The Miami Heat could really go anywhere with this draft pick at the end of the first-round, including possibly packaging it together with Duncan Robinson, Tyler Herro or someone else to go out and add yet another high-level talent to their roster. Here though in this mock draft, they end up with a really solid athletic wing that has the ability to play on both ends of the floor in Kendall Brown.

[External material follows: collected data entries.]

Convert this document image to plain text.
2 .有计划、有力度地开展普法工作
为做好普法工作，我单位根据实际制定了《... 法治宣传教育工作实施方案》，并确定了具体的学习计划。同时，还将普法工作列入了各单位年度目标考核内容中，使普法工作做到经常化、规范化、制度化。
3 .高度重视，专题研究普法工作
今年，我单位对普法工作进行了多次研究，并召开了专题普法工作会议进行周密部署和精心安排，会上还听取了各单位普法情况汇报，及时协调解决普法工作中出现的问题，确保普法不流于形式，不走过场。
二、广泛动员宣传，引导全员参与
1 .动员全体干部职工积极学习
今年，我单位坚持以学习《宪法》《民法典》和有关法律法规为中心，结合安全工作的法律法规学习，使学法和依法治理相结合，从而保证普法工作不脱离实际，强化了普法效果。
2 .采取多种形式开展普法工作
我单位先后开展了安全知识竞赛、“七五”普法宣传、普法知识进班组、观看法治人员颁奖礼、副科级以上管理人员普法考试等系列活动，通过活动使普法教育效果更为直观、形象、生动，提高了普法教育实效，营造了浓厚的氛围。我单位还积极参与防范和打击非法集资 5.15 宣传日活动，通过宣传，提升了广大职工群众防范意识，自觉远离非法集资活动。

Adding depth behind Jimmy Butler is key for the Heat, especially given that Butler is their only real talent on the wing with Caleb Martin being a free agent. Continuing to find ways to improve as a shooter will help Brown turn into a more complete prospect, but he is one of the more athletic wings in this draft class and possesses a near 7-foot wingspan. Given how well the Heat play defensively, Kendall Brown could be a valuable 19-year-old they invest in, especially since he could give them a boost in transition.
“The Heat culture adds EJ Liddell, an undersized big with a high feel for the game.”
“Braun recorded a 40-inch max vertical leap at the combine and enters the draft as one of the most athletic players. He established himself as a strong two-way player at Kansas and should bring that ability to the next level. He seems to fit into the Heat culture quite well and could find himself on South Beach soon.”